June 1, 2022
Growing up in Tehran, Iran, Dr. Zahra Shakeri was fascinated with two things: art and math. “My first desire was to become an artist. At the same time, I loved math. When I was in fifth and sixth grade, I could spend hours and hours solving math problems,” says Shakeri, over a Zoom call on a sunny May afternoon.
Shakeri, who has worked in computer science for 15 years, can now say she thinks the discipline blends those two interests in that it requires both problem-solving and creativity. She completed her PhD in computer science at the University of Calgary, where she also did a postdoctoral fellowship in health informatics. She moved to Boston, Massachusetts to complete a second postdoctoral fellowship at Harvard Medical School in health informatics and information visualization. In June 2022, she joined the Institute of Health Policy, Management and Evaluation as an assistant professor in the Clinical Epidemiology and Health Care Research, and Health Services Research programs. She specializes in data science methods for population health and health systems.

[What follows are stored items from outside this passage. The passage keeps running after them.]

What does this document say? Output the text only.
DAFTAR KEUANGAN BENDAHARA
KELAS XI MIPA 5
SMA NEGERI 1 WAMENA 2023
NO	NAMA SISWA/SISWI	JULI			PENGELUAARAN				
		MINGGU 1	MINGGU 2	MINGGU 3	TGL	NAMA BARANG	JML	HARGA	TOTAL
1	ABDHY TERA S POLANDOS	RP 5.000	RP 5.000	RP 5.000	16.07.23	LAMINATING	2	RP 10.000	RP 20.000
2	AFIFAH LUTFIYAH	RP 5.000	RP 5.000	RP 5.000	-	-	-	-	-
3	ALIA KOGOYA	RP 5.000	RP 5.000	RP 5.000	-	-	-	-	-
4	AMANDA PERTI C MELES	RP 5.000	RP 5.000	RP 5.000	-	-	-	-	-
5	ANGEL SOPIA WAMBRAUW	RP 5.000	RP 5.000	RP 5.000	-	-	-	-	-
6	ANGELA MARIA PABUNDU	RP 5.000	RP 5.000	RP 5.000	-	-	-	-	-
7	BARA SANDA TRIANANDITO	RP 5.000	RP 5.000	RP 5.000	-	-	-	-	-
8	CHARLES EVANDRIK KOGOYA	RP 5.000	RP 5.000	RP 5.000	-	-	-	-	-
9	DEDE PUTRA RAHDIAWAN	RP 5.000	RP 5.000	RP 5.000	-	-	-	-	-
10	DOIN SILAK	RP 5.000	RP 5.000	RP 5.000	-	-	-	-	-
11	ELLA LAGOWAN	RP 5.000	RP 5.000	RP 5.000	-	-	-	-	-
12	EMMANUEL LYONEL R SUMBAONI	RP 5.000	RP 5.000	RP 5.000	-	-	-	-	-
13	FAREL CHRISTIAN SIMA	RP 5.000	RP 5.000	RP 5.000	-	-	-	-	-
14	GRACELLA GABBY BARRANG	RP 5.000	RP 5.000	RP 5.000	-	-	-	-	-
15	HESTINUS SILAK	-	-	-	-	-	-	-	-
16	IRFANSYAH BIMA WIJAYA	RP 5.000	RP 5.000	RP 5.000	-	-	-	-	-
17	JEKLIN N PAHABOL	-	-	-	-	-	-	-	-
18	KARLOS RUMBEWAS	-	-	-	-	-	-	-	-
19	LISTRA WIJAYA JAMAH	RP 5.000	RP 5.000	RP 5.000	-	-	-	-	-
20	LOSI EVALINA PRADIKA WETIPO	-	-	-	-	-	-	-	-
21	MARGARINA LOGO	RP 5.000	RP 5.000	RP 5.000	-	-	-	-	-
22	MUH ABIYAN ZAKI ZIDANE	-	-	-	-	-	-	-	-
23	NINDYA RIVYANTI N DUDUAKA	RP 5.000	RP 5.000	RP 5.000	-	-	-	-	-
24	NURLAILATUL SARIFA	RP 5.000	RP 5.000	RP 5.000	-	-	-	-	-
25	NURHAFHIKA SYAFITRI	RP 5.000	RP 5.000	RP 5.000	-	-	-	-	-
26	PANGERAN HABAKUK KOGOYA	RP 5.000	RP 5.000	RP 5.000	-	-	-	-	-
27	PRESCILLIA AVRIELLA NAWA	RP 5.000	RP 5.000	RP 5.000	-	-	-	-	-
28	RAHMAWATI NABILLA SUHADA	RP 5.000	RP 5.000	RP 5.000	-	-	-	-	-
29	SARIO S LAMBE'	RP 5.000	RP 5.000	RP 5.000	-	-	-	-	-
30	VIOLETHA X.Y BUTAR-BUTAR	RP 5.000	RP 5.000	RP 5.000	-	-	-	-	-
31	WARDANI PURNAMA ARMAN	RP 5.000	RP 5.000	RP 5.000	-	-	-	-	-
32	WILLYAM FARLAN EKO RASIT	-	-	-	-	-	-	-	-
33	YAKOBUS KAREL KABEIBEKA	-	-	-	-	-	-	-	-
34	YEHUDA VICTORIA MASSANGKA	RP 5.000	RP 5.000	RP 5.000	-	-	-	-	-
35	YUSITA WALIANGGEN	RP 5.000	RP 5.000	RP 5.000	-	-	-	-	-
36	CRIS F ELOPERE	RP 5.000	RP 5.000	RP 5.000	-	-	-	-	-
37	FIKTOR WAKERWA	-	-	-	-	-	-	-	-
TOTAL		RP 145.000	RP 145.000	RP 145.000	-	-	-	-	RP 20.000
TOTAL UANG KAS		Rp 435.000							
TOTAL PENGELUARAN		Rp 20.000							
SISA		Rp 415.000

Here, she speaks to Alisa Kim about her research, what drew her to IHPME and what she looks forward to living in Toronto.
Tell me about your doctoral research.
My doctoral research was on the cognitive costs of task-switching and task interruptions in software development projects. The cognitive cost can be defined as the time needed to resume an interrupted task or start a new task. We implemented surveys at tech companies like Microsoft, Google and Tableau to observe how employees saw a cost with these interruptions.
I developed a visual dashboard coupled with machine learning and artificial intelligence components to help users manage the information to minimize cognitive cost. The tool was a combination of data visualization, software engineering and machine learning. We observed the impact of task interruptions on memory and sought to find a way to help users and software developers recall information in that part of the memory before the interruption to resume tasks smoother.
What did you work on during your postdocs?
In my first postdoc, I led a digital public health surveillance project in collaboration with the Public Health Agency of Canada (PHAC) to observe how social media data can be used to predict Canadians’ behaviour in terms of physical activity, sedentary behaviour and sleep disorders. Collecting data for public health surveillance research using traditional survey methods are often challenging as they are usually out-of-date and expensive to manage. We wanted to study the feasibility of using publicly available [social media] data to study the same problem in a more timely manner.
We used Twitter data generated by Canadians from 2018 to 2021. I developed a pipeline starting with real-time data collection and labelling the data using crowdsourcing services (Amazon Mechanical Turk). In an iterative process, I implemented machine learning models to see if we could predict these behaviours using social media data. After matching the results of our analysis with data published by PHAC, we found some statistical consistency between the results, which was very interesting.
At Harvard, as a member of the 4CE Consortium, I worked with an international team of researchers from the U.S., Italy, France, Germany, Brazil and Singapore to address clinical and public health questions about COVID-19 by leveraging electronic health record (EHR) data-driven studies. The focus of my research was on developing visual analytics systems and tools to add an interface or a communication medium with end-users of our research. I also developed a visual analytics toolbox as a data exploration aid for patient outcomes, public health and epidemiology researchers.
What are your current research interests?
Health informatics and precision (public) health. Personalized medicine and population health should work hand in glove and complement each other to improve both precision and population care in a health care delivery system. Developing a robust data and intelligence infrastructure using data (EHR and digital), visual, and novel analytical adaptors is the main focus of my research to prioritize high-risk patients based on context-sensitive and individualized risk scores and improve diagnosis sensitivity, treatment planning and equity in clinical decision-making.
Why did you want to come to IHPME?
I always wanted to do research with a lasting impact on human life. I chose IHPME and DLSPH because they provide a multidisciplinary environment for me to apply machine learning, AI, and visualization tools to large-scale health data to address challenging and relevant public health and biomedical problems. IHPME is a dream place where I can get support from amazing colleagues, the diverse student body, and other research teams.
What do you look forward to living in Toronto?
I look forward to taking in the beautiful architecture of buildings in Toronto and exploring the art galleries that are within walking distance from the campus. I imagine this city as a bustling place full of life, diversity, art, history and science, and I’m super excited to explore all its wonders!
What do you like to do outside of work?
I enjoy baking and painting landscapes and my childhood memories in oil and acrylic. Painting is something I do a lot when I have time. I like to give them as gifts to friends.